There were an estimated 1,263 unsheltered individuals in Manhattan; 279 in the Bronx; 336 in Brooklyn; 135 in Queens; and 152 in Staten Island for a total of 2,165 on the surface (meaning streets and parks). There were 1,141 unsheltered individuals in the subways. Additionally, the Single Adult Shelter Census showed a decline by 19 percent from 8,687 in 2005 to 6,998 in 2008.

opiate peace

with one comment

– photo by Mitch Waxman

This is not a dead place, this Creek which forms the currently undefended border between much of Brooklyn and Queens, despite wholly inaccurate statements to the contrary recently presented by major publications. To begin with, there is the teeming human infestation, whose population is in the millions. Additionally- migratory birds, invertebrate and vertebrate water fauna, and an enormous hidden population of higher mammals lurk amongst the canalized shorelines of the Newtown Creek.

from the nytimes.com– an article that gets a lot of things completely wrong, which is surprising for the times, and seems to be shilling against “Big Oil”

People don’t often think of urban creeks as biodiverse waterways, but Newtown Creek was once a rich tidal estuary popular among hunters and fishermen. Starting in the 1870s, however, Standard Oil and other refineries began spilling or dumping excess fuels and toxic chemicals into the water or onto the soil, slowly poisoning the ecosystem.

– photo by Mitch Waxman

Famously and recently, a Dolphin’s appearance near the Pulaski Bridge excited the neighboring communities, but such extravagances of nature would have a difficult time at Newtown Creek. There are ocean going and brackish water fish that get swept into the Creek by the East River’s irresistible tidal cycles, which actually drown in the oxygen poor water, but I’ve observed other things swimming in its shallow depths.
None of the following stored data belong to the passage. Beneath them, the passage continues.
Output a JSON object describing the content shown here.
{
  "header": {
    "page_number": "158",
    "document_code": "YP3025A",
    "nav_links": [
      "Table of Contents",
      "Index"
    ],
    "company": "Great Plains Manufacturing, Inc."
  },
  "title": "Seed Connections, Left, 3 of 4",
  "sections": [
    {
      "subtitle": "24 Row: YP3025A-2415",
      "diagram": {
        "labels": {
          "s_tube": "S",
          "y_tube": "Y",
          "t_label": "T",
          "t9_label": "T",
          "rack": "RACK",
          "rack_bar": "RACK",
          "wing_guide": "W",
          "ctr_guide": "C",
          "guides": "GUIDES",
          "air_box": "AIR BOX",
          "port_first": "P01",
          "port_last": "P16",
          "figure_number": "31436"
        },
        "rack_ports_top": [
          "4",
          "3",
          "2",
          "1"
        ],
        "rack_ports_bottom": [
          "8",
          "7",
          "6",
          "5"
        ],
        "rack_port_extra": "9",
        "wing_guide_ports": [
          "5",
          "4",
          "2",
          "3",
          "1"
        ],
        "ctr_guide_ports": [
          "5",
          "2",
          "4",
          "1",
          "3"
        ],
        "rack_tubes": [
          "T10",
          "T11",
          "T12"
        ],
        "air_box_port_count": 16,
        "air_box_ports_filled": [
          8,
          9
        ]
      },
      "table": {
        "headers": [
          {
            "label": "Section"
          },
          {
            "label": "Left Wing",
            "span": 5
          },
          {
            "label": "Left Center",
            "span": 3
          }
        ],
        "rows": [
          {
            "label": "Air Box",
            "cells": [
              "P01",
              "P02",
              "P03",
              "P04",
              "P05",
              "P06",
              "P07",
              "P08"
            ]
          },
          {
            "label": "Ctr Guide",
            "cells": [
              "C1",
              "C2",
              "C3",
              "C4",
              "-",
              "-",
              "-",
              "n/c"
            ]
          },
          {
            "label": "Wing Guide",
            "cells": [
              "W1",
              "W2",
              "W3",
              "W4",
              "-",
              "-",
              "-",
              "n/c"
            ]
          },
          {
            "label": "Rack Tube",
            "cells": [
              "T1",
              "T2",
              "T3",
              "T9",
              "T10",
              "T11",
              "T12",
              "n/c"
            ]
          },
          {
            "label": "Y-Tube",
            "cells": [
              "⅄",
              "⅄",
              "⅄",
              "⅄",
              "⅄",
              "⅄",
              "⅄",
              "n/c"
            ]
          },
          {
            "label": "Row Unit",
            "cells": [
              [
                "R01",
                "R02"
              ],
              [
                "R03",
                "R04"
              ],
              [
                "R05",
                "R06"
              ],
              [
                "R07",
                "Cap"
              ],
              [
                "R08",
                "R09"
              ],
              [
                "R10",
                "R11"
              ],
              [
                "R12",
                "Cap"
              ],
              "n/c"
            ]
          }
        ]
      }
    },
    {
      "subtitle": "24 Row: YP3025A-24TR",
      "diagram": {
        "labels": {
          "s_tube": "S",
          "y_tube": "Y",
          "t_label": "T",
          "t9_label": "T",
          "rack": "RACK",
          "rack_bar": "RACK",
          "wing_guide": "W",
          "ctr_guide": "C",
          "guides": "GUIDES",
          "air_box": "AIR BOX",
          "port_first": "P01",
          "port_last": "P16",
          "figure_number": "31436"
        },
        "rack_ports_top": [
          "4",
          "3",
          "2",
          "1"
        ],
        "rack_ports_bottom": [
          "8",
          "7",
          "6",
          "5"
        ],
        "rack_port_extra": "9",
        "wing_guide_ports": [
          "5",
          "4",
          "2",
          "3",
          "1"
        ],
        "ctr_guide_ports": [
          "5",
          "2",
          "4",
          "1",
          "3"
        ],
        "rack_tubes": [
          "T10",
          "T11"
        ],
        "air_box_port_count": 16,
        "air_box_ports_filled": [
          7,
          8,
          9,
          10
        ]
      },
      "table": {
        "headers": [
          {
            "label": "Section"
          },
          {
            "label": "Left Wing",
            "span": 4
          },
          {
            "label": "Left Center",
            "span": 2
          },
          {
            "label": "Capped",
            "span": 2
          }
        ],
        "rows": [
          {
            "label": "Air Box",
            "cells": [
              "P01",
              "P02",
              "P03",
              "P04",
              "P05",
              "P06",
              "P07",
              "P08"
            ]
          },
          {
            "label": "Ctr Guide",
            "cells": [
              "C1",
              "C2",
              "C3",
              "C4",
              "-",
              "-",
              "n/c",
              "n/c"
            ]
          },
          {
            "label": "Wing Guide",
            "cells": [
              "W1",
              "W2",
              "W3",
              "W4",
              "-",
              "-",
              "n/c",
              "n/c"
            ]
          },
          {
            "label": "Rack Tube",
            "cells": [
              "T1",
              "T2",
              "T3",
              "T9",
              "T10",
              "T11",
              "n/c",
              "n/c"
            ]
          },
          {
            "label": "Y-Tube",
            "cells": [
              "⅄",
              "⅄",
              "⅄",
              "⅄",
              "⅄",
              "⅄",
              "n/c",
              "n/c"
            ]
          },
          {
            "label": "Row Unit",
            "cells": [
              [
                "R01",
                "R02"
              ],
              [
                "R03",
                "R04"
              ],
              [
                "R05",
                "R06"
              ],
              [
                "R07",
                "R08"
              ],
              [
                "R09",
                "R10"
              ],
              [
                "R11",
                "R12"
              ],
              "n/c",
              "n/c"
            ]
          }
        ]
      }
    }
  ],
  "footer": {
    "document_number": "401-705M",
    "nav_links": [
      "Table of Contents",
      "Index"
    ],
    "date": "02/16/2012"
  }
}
Weird squamous things that defy description, burrowers and soft bodied tunnelers which thrive in the putrid muds that line its soft bottom. Perhaps, when the federal EPA superfund work begins, studies of these uncommented organisms will commence.

Hey, not everything that lives is beautiful, but against all the odds- life is tenacious and nature will find a way to get by.

from epa.gov

Newtown Creek is a part of the New York – New Jersey Harbor Estuary that forms the northernmost border between the New York City boroughs of Brooklyn and Queens. In the mid 1800s, the area adjacent to the 3.8 mile Newtown Creek was one of the busiest hubs of industrial activity in New York City.  More than 50 refineries were located along its banks, including oil refineries, petrochemical plants, fertilizer and glue factories, sawmills, and lumber and coal yards.  The creek was crowded with commercial vessels, including large boats bringing in raw materials and fuel and taking out oil, chemicals and metals.  In addition to the industrial pollution that resulted from all of this activity, the city began dumping raw sewage directly into the water in 1856.  During World War II, the creek was one of the busiest ports in the nation. Currently, factories and facilities still operate along the creek. Various contaminated sites along the creek have contributed to the contamination at Newtown Creek.  Today, as a result of its industrial history, including countless spills, Newtown Creek is one of the nation’s most polluted waterways.

Various sediment and surface water samples have been taken along the creek. Pesticides, metals, PCBs, and volatile organic compounds (VOCs), which are potentially harmful contaminants that can easily evaporate into the air, have been detected at the creek.

In the early 1990s, New York State declared that Newtown Creek was not meeting water quality standards under the Clean Water Act.  Since then, a number of government sponsored cleanups of the creek have taken place. The New York City Department of Environmental Protection has sampled sediment and surface water at a number of locations along the creek since 1980.  In 2009, EPA will further sample the sediment throughout the length of Newtown Creek and its tributaries.  The samples will be analyzed for a wide range of industrial contaminants.  EPA will use the data collected to define the nature of the environmental problems associated with Newtown Creek as a whole.